3.           What actions are necessary to adopt a plan?

 

You must provide the proposed 10b5-1 trading plan to the Chief Financial Officer for approval. It must meet the requirements described in this Statement. Once you obtain Aqua Metals’ approval, you must sign and deliver the trading plan to your stockbroker. The trading plan also must be filed with the Chief Financial Officer of Aqua Metals.

 

Aqua Metals will only review trading plans for compliance with its own internal requirements and not for compliance with Rule 10b5-1. You remain individually responsible for compliance with all applicable laws, rules and regulations on insider trading and remain subject to disciplinary action for any violations, regardless of whether a 10b5-1 trading plan has been adopted.

 

Aqua Metals strongly recommends that you consult with a stockbroker and outside attorney before adopting a trading plan.

 

4.           I am subject to the window period, which currently is closed. May I adopt a trading plan while the window is closed?

 

Rule 10b5-1 trading plans must be established at a time when you are not in possession of material nonpublic information. Although there is no specific prohibition on adopting a plan during a closed trading window, you should carefully consider whether you are in possession of material nonpublic information. In addition, the first trading under the plan may not occur until 30 days after adoption of the plan.

 

5.           Can I trade outside the 10b5-1 plan?

 

Yes.

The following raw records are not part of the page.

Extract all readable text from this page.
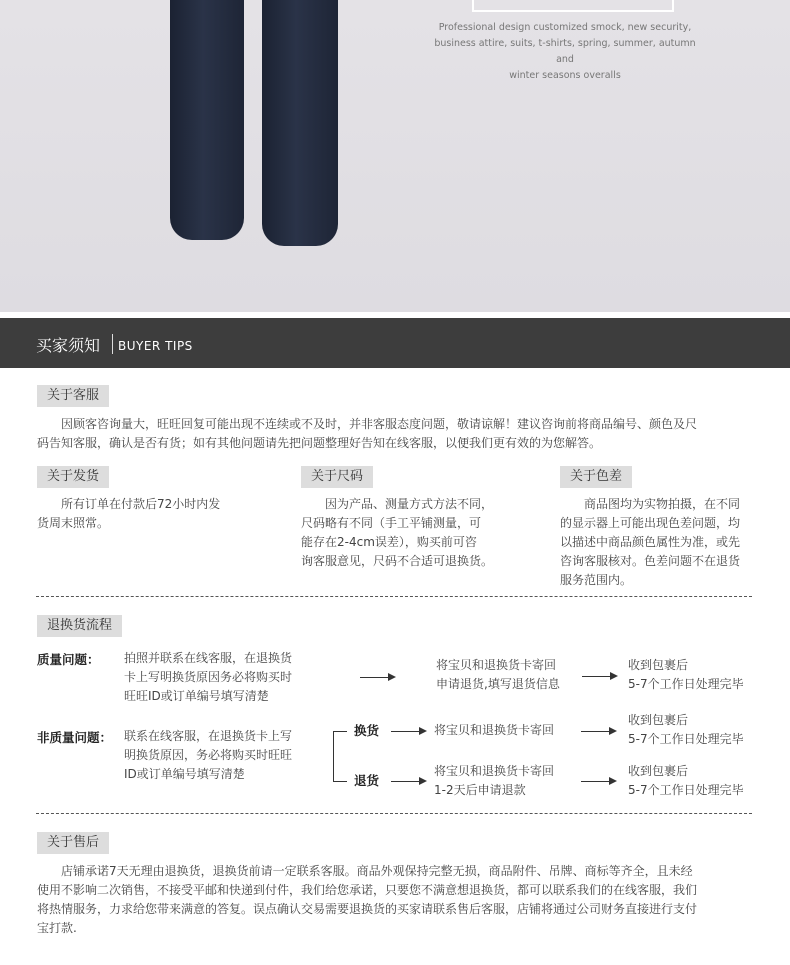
Professional design customized smock, new security,
business attire, suits, t-shirts, spring, summer, autumn and
winter seasons overalls
买家须知 BUYER TIPS
关于客服
　　因顾客咨询量大，旺旺回复可能出现不连续或不及时，并非客服态度问题，敬请谅解！建议咨询前将商品编号、颜色及尺
码告知客服，确认是否有货；如有其他问题请先把问题整理好告知在线客服，以便我们更有效的为您解答。
关于发货
　　所有订单在付款后72小时内发
货周末照常。
关于尺码
　　因为产品、测量方式方法不同，
尺码略有不同（手工平铺测量，可
能存在2-4cm误差），购买前可咨
询客服意见，尺码不合适可退换货。
关于色差
　　商品图均为实物拍摄，在不同
的显示器上可能出现色差问题，均
以描述中商品颜色属性为准，或先
咨询客服核对。色差问题不在退货
服务范围内。
退换货流程
质量问题： 拍照并联系在线客服，在退换货
卡上写明换货原因务必将购买时
旺旺ID或订单编号填写清楚
将宝贝和退换货卡寄回
申请退货,填写退货信息
收到包裹后
5-7个工作日处理完毕
非质量问题： 联系在线客服，在退换货卡上写
明换货原因，务必将购买时旺旺
ID或订单编号填写清楚
换货	将宝贝和退换货卡寄回
收到包裹后
5-7个工作日处理完毕
退货
将宝贝和退换货卡寄回
1-2天后申请退款
收到包裹后
5-7个工作日处理完毕
关于售后
　　店铺承诺7天无理由退换货，退换货前请一定联系客服。商品外观保持完整无损，商品附件、吊牌、商标等齐全，且未经
使用不影响二次销售，不接受平邮和快递到付件，我们给您承诺，只要您不满意想退换货，都可以联系我们的在线客服，我们
将热情服务，力求给您带来满意的答复。误点确认交易需要退换货的买家请联系售后客服，店铺将通过公司财务直接进行支付
宝打款.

You may sell or purchase Aqua Metals securities outside of the 10b5-1 trading plan if such trades are pre-cleared and made during the window periods.

 

6.           Must I publicly disclose my 10b5-I trading plan?

 

No. Persons subject to Rule 144 or Section 16 are, however, required to file applicable forms under those rules. Note that your stockbroker most likely will work with you regarding Form 144 filings and Form 4 filings under Section 16.

 

7.           Can I terminate the 10b5-1 trading plan?

 

Yes. You may terminate your Trading Plan at any time so long as you promptly provide written notice to the Chief Financial Officer. Note that if you terminate the plan, the Company will not approve a new Trading Plan for ninety (90) days post-termination, and the new Trading Plan must be adopted in accordance with these policies. You may also want to consider whether your Trading Plan should provide for automatic suspension or termination upon certain events (e.g., an insider’s death or bankruptcy, the announcement of a tender offer for Aqua Metals stock, or a merger).

 

If you choose to terminate your Trading Plan prior to its expiration date, we encourage you to consider not trading in the Company’s stock for at least ninety (90) days after termination or longer, to help reduce any appearance that you terminated the Trading Plan and subsequently traded because you learned of material nonpublic information. The Company will exercise great care in pre-clearing trades during this period.

 

As with all other Company policies, officers, directors, and certain designated employees must exercise their best judgment and act with the best interests of the Company in mind.